Zeptosecond: Scientists measure the smallest time fragment ever recorded

Have you ever heard about the zeptosecond? It represents such a measure of time, but so tiny that, for our daily lives, it ends up being a little irrelevant. For all intents and purposes, a zeptosecond is one trillionth of a billionth of a second - or the equivalent of 10 -21 of a single second.

Because, according to Rebecca Boyle of New Scientist, a team of researchers at the Max Planck Institute in Germany was able to measure an atomic event using the zeptosecond as a reference. More precisely, scientists recorded how long it took an electron to leave a helium atom - exactly 850 zeptoseconds, if you were curious!

Very fast

According to Rebecca, this "measure" corresponds to the smallest time division ever recorded, and the researchers achieved this feat during an experiment called photoionization. In fact, the goal was to test an effect proposed by Albert Einstein known as the Photoelectric Effect - which earned the German genius the Nobel Prize in Physics - which occurs when light particles (the photons) reach the electrons orbiting an atom.

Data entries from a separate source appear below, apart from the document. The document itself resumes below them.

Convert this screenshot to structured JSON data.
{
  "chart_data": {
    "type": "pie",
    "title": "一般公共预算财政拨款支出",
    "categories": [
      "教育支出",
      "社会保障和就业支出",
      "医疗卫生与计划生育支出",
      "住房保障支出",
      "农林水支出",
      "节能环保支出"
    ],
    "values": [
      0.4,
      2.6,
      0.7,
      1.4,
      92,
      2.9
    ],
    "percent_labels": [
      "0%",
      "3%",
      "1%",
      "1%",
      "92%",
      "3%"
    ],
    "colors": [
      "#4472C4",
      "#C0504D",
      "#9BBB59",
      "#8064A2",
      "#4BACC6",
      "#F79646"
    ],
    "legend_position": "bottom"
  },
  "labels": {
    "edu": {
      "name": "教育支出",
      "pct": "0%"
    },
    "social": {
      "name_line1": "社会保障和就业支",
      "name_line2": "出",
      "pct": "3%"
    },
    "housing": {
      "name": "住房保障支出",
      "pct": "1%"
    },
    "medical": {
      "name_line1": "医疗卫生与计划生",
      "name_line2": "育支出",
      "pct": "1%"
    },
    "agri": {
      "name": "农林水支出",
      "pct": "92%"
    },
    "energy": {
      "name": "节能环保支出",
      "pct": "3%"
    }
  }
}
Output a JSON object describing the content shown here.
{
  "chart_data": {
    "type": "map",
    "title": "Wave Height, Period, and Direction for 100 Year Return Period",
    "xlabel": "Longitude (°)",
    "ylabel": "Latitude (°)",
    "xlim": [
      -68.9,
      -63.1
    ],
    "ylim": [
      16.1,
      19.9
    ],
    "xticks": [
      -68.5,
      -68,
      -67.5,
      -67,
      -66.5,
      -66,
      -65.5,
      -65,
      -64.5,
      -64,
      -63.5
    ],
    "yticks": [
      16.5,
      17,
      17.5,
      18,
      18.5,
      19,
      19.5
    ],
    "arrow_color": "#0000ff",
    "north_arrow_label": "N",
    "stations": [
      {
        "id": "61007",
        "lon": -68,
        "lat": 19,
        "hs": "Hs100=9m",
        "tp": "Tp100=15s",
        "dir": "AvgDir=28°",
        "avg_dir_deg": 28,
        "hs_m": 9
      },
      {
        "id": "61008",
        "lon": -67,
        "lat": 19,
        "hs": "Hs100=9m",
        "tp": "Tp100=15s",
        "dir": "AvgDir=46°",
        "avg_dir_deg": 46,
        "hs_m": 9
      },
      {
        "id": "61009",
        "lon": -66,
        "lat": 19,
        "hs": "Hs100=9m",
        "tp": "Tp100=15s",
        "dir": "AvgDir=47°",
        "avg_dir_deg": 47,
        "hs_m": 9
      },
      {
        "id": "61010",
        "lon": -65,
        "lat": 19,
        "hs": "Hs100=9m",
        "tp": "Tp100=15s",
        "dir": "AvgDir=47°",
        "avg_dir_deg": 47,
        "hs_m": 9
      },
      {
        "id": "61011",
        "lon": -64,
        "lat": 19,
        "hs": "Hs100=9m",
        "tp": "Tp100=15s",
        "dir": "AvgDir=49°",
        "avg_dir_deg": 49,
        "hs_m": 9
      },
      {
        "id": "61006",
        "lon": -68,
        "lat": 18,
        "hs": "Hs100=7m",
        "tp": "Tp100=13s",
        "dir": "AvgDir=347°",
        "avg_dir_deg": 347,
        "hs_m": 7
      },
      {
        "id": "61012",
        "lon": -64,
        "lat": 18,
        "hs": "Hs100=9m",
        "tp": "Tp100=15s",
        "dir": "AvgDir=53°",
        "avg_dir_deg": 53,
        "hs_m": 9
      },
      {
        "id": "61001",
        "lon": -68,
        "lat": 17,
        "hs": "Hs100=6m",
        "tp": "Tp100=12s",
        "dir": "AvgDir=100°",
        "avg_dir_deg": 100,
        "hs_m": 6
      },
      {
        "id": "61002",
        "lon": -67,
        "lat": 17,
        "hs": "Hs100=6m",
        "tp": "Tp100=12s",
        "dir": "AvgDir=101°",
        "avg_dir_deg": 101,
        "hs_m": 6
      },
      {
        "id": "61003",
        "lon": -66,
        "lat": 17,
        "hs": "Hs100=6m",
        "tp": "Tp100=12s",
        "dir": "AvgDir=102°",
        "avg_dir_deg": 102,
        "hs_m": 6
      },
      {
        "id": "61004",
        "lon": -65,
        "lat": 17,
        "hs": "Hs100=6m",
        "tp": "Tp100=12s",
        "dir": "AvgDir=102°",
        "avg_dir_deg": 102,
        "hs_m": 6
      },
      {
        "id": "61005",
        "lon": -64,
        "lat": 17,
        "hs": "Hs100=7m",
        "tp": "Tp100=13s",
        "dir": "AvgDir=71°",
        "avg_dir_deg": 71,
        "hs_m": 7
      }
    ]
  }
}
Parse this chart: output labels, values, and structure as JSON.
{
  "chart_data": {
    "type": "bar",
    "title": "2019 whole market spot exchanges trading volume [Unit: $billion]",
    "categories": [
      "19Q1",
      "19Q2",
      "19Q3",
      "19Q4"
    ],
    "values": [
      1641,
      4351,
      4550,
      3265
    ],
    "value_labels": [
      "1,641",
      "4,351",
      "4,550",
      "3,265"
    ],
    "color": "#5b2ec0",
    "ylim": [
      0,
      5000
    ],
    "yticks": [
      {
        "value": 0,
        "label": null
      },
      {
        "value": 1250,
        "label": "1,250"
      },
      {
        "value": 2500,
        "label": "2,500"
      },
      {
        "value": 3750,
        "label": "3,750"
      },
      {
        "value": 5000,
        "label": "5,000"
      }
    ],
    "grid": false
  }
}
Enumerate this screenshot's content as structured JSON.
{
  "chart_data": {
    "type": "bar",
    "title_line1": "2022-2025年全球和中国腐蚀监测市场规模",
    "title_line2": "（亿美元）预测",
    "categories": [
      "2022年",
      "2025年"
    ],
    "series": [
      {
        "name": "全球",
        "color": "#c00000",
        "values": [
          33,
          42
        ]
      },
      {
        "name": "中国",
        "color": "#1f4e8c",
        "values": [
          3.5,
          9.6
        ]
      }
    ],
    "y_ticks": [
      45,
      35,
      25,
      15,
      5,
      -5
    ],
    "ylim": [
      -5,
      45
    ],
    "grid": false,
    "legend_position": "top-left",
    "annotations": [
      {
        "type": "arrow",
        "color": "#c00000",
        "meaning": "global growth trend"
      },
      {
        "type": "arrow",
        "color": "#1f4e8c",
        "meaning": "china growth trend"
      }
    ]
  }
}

Too fast - and relevant, yes!

According to quantum mechanics, during the photoelectric effect, photon energy can be completely absorbed by a single electron or shared among several of them. However, until now it had not been possible to study this process in detail, and scientists had only been able to measure what happens to the electron after it has abandoned its atom.

What the researchers at the Max Planck Institute did was to accurately measure the tiny amount of time before electron ejection. To do this, scientists first used a super-short ultraviolet light pulse lasting between 100 and 200 attoseconds - which is 10-18 seconds - to excite the two electrons orbiting a helium atom.

Then the researchers hit the same atom with an infrared laser pulse for four femtoseconds (which is 10-15 seconds) and found that the electron took between 7 and 20 attoseconds to be “ejected” from its orbit - depending on its orbit. interaction with the nucleus of the atom and the other electron.

Measurement can allow various technologies to be developed and improved

For this pulse allowed scientists to detect and measure electron ejection with an accuracy rate of 850 zeptoseconds. Now you may be wondering why this measurement is important, right?

The significance of the experiments is that they will allow researchers to observe the quantum behavior of atoms and electrons. And when the workings of these tiny portions of matter are understood, this knowledge will allow advances and technologies such as nuclear power, quantum computing, and superconductivity. It will say that the whole thing has not become more relevant now!